I can show that $(2)=o(||h||.||k||)$ using the definition of $f''$ therefore I will now try to do the same with $(1)$ (from there we can conclude by applying the same reasoning to $||\Delta(a,h,k) – f''(a)(h)(k)||$ and using the linearity of the derivatives: I am not interested in that part of the proof).
$(1) = ||\Delta(a,h,k) – f'(a+k)(h)+f'(a)(h)||=$
$||\delta(a,h,k)-\delta(a,h,0)|| \leq $
$||k||.Sup_{x \in B(0,||k||)}{||f'(a+h+x)-f'(a+x)-f''(a+x)(h)||}$
where $\delta(a,h,k)= f(a+h+k)-f(a+k)-f'(a+k)(h)$, $B(0,||k||)$ the closed ball with center $0$ and radius $||k||$, and using the Mean Value theorem.
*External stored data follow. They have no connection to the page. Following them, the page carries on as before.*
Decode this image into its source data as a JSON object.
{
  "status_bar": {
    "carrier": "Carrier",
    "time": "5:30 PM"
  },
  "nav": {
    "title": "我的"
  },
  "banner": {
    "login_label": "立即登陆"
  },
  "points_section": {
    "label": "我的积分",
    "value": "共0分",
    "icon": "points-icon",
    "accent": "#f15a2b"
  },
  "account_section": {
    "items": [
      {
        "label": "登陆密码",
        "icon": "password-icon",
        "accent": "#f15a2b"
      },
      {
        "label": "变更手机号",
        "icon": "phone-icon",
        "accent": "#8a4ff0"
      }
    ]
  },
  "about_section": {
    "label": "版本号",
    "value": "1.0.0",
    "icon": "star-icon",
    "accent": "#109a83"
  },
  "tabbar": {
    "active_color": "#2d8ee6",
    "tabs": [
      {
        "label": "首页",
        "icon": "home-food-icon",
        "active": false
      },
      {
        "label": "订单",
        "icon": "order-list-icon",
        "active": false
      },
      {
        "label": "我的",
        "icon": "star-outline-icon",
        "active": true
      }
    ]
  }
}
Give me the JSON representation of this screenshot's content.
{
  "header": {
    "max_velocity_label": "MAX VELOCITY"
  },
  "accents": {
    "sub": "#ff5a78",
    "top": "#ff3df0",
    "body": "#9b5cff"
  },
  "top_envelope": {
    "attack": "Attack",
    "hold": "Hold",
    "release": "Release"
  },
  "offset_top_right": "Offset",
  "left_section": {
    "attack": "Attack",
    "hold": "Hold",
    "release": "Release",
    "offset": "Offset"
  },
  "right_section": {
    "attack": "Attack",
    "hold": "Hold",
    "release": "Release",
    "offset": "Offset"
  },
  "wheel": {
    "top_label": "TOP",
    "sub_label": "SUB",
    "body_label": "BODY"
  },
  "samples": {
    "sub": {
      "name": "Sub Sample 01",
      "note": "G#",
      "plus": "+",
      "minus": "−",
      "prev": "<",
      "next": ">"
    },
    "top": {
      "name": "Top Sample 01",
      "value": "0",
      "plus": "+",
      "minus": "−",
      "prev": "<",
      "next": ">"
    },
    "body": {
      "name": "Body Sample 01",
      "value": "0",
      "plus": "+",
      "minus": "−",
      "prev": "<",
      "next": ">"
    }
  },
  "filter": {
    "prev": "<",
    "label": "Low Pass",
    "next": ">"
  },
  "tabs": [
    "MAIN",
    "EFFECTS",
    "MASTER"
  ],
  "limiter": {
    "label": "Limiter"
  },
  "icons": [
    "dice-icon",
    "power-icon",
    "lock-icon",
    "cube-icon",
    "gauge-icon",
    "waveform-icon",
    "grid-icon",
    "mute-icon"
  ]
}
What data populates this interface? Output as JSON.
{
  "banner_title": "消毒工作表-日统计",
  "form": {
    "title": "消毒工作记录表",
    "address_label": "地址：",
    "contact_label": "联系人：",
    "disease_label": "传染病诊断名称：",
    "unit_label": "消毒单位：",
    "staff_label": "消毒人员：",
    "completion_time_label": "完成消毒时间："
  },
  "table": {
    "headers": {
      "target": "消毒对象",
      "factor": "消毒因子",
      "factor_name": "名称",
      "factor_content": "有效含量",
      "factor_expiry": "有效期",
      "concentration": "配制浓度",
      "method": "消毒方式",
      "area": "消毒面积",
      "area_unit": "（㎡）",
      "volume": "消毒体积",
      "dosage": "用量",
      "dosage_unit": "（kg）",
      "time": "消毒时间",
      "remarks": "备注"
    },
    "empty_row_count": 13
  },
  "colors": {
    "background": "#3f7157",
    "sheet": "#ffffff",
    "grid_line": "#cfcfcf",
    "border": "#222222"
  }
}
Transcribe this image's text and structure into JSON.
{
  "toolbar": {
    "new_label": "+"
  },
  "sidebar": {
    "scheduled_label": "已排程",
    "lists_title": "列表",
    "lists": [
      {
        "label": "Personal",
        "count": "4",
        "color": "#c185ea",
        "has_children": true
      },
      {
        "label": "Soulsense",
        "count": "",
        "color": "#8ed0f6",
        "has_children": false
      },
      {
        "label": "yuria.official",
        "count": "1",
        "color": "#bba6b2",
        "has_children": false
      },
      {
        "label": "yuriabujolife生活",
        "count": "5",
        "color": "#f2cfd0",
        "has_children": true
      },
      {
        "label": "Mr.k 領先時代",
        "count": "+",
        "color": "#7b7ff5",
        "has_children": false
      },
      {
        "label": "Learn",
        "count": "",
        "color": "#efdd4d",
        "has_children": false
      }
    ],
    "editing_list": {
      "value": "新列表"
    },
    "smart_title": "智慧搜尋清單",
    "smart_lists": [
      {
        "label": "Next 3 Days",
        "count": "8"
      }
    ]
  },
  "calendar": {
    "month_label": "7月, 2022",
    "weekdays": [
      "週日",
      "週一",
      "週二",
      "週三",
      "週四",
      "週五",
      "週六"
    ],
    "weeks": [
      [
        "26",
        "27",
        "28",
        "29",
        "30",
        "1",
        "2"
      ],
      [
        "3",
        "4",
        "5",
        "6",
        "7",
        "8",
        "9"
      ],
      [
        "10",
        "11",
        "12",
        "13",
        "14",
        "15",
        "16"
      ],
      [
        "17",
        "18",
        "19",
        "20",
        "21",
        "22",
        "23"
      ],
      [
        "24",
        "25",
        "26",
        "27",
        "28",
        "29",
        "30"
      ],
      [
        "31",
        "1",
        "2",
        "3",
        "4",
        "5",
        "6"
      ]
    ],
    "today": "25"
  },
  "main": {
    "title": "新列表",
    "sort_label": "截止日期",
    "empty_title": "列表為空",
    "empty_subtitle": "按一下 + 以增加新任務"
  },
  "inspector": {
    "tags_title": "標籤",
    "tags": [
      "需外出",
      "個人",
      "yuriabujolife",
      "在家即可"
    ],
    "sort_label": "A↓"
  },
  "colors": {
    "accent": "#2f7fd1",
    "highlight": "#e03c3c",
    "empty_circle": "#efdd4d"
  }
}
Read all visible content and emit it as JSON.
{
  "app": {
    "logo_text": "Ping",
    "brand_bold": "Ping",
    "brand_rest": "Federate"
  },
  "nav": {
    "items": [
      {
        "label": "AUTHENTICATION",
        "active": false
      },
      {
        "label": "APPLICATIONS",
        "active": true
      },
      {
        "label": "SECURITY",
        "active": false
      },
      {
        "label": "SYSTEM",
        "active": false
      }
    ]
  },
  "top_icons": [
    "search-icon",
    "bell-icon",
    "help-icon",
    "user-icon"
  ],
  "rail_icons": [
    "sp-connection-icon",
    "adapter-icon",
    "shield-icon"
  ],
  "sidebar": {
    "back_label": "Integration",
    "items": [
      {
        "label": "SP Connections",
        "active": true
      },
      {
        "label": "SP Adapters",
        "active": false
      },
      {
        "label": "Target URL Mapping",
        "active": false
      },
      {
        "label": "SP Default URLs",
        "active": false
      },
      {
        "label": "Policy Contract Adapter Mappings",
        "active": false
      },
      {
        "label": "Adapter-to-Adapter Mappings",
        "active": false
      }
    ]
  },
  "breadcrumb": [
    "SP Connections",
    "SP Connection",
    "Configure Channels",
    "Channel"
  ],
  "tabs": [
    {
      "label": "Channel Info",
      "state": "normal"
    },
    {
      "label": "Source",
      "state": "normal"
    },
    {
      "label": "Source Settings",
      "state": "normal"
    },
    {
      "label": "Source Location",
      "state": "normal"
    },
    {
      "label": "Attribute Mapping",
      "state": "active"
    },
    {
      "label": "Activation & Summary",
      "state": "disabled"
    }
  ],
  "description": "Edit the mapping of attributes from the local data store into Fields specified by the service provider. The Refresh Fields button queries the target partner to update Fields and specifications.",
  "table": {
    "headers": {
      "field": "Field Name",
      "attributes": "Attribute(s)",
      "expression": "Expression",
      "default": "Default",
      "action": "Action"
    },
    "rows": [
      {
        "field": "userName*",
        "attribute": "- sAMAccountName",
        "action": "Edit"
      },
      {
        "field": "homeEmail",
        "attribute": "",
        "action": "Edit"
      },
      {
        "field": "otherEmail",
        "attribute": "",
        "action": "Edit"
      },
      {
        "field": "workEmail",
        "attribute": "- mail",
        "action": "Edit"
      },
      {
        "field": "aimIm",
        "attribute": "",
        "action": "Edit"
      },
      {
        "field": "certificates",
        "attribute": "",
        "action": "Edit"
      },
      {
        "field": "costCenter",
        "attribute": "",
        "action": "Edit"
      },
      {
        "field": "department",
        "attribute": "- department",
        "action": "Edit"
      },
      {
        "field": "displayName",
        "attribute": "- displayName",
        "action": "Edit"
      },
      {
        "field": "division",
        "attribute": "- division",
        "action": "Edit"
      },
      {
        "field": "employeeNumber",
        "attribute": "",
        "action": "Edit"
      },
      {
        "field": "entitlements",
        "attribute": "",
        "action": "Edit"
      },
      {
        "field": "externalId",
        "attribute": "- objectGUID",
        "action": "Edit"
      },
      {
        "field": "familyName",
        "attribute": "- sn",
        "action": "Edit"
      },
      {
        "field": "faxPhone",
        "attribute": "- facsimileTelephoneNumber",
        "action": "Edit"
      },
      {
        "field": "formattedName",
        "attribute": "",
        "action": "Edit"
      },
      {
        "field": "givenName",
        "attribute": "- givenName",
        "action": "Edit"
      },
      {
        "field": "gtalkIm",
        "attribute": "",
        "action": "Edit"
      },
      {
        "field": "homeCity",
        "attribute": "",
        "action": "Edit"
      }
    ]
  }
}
Since $f'$ is differentiable it is continuous and the $Sup$ is reached at some point say $x0$.
$(1) \leq ||k||.||f'(a+h+x0)-f'(a+x0)-f''(a+x0)(h)|| \leq $
$||k||.||f''(a+x0)(h)|| \leq$
$||k||.||h||.||f''(a+x0)|| = o(||h||.||k||)$
P.S.: Is there any useful, simple way to weaken the hypotheses?
Best Answer
I would start with $$ (1) \|\Delta(a,h,k) - f'(a+k)(h)+f'(a)(h)\| = \| d(a,h,k)-d(a,0,k)\| $$ with $$ d(a,h,k) =f(a+h+k) - f(a+h) - f''(a)(k,h). $$ To apply the mean value theorem we need the derivative of $a$ with respect to $h$ $$ \partial_h d(a,h,k) = f'(a+h+k) - f'(a+h) - f''(a)k. $$ Now it is tempting to apply mean value theorem again. We resist and write this expression as $$ \partial_h d(a,h,k) = f'(a+h+k) - f'(a+h) - f''(a)k\\ = ( f'(a+h+k) - f'(a) - f''(a)(h+k) ) - ( f'(a+h)-f'(a)-f''(a)h)\\ =: e(a, h+k) -e(a,h) $$ with $$ e(a,h):=f'(a+h)-f'(a)-f''(a)h. $$ Now both terms $e(a, h+k)$ and $e(a,h)$ are of order $o(\|h\|+\|k\|)$, and $\partial d_h$ is of the same order as well. This shows that (1) if of order $o(\|h\|^2+\|k\|^2)$.
The main point of the proof is the avoid any mean value theorem for $f'$ and avoid values of $f''$ at points different from $a$. This proof only uses twice Frechet differentiability of $f$ at one point $a$. No continuity of derivatives is needed.